Jaeger noted that in the most recent flu season, 67,000 people died and more than half a million were hospitalized. She said that if that trend repeats itself, those numbers, combined with COVID-19 cases, could easily overload the healthcare system. 

As a result, NACDS has been highlighting flu preparedness with an ad campaign, and retailers have been publicizing flu shot availability, while also making adjustments to the experience to ensure safety during the pandemic. 

“With flu, every action that we take is ultimately going to help the health care system because it will alleviate some of the patients who might be hospitalized if they don’t get their flu shots and the system won’t be able to handle it,” Konrad said, noting that pharmacists have contributed to a 30%  rise in overall administered flu shots than were delivered before pharmacists could immunize. 

Because the pandemic is still going on, retailers are making necessary changes to the process. 

“The patient experience for flu vaccines may look and feel a little different this year,” Walgreens’ Gates said. “Among other precautions we’ve taken in our pharmacies, prior to administering an immunization, pharmacy team members will take patients’ temperature and screen for presence of symptoms or illness. If a patient has a fever or other symptoms associated with illness, they will be referred to their healthcare provider and immunizations will be deferred. Pharmacy team members also wear face shields in addition to facemasks required by both pharmacy team members and patients while administering vaccinations.”

In addition to precautions, at Kroger, Shinton said the need for a contactless experience drove the adoption of a paperless fly shot experience. 

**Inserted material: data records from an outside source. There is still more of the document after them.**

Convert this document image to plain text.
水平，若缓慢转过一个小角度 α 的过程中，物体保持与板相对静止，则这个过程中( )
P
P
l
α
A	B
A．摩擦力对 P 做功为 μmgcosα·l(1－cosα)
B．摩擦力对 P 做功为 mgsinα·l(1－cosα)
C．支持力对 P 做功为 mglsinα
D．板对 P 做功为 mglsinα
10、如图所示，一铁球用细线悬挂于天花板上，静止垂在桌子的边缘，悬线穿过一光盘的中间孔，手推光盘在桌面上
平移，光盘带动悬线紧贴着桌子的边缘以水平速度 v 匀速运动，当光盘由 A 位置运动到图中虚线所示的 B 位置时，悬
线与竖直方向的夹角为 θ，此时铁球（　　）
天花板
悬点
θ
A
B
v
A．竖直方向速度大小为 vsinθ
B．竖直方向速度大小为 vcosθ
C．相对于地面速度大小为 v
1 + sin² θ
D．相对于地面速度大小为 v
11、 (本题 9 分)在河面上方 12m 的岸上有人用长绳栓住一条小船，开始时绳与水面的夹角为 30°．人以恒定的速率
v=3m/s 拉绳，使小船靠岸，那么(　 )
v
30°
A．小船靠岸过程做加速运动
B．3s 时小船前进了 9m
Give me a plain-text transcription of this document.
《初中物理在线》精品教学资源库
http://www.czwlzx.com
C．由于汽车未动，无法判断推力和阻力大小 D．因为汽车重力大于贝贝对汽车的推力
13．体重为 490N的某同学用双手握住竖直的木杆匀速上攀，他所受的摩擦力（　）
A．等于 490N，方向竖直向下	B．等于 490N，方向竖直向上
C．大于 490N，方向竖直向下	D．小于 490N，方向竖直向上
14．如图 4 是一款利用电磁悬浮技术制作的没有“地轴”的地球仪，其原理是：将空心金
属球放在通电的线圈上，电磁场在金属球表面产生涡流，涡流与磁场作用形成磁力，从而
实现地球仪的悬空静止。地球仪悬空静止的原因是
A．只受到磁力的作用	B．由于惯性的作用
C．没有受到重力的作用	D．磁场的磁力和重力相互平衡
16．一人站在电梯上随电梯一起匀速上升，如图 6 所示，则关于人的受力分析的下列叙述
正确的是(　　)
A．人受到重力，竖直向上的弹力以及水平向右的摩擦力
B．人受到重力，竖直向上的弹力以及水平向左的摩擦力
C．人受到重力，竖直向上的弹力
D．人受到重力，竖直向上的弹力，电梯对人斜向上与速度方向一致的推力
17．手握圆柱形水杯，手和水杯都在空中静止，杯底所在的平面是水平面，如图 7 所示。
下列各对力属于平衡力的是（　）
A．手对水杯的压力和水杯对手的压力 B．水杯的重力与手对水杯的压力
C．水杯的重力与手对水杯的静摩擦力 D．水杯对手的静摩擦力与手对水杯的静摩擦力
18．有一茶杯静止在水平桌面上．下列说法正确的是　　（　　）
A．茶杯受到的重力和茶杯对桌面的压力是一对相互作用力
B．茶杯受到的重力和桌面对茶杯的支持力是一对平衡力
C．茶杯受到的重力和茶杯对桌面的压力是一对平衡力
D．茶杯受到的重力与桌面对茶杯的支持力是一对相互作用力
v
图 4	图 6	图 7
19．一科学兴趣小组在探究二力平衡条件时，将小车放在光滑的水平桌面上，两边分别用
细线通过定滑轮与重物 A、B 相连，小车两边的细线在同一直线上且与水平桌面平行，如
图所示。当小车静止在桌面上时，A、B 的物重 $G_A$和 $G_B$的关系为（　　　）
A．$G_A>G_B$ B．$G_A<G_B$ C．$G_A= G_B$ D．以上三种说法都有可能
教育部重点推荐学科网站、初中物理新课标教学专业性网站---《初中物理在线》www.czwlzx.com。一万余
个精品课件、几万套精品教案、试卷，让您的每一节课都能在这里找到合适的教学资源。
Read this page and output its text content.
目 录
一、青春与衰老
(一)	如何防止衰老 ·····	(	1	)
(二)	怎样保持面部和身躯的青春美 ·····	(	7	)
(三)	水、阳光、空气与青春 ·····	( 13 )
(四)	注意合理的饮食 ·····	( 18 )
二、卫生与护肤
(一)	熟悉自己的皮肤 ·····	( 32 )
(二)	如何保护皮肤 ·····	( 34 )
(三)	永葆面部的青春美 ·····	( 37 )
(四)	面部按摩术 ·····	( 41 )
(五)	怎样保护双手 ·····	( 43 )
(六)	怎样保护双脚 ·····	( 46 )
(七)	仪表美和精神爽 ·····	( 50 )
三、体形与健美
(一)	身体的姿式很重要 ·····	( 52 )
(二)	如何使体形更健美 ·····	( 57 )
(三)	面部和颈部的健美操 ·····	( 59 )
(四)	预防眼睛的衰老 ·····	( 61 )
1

“We’re happy that we were able to make this completely digitized,” he said, adding that from appointment scheduling to insurance information completion, the entire process is done without paper. “Even if somebody doesn’t schedule an appointment or do their form prior to showing up, they can scan a QR code onsite and it takes them to the form, which transmits directly into our pharmacy system for our staff to start working on it right away.” 

In another occurrence that is underscoring pharmacy’s role in healthcare delivery, HHS in September issued a guidance allowing pharmacists to order and administer an eventual COVID-19 vaccine that passes regulatory muster. The move made clear that the administration sees the advantages to distributing the COVID-19 vaccines via the existing infrastructure of retail pharmacy. 

“They realize that the existing pharmacy infrastructure across the United States is reliable, so why not utilize what’s you already have and what’s already very effective,” Jaeger said. 

Konrad concurred: “I  believe that in order to get the vaccine to the masses, you will not be able to do it without pharmacists — I don’t know how you can immunize the number of people who will need to be immunized without pharmacists in the mix.”

Ultimately, though the pandemic is far from being over, industry players agree that it has raised pharmacy’s profile and forced retailers to adjust on the fly to best serve customer needs — two trends that are expected to continue. 

“Something like this really makes us look at how to take it to the next level,” Shinton said. “Our digital capabilities are where we’ve started to lean in and ask how we make the overall healthcare experience simpler for people.”

Rite Aid’s Konrad said, “This has probably been the most exciting time in my career because it’s all actually happening, and we’re here and making it happen. And we’re going to continue to show the world that pharmacy really can be supportive — not only in times of need, but always. 

To put it very simply, as NACDS’ Anderson did, “This is a time where pharmacy has shined more than it ever has, and I think it will speak very well for the future of pharmacy moving forward.”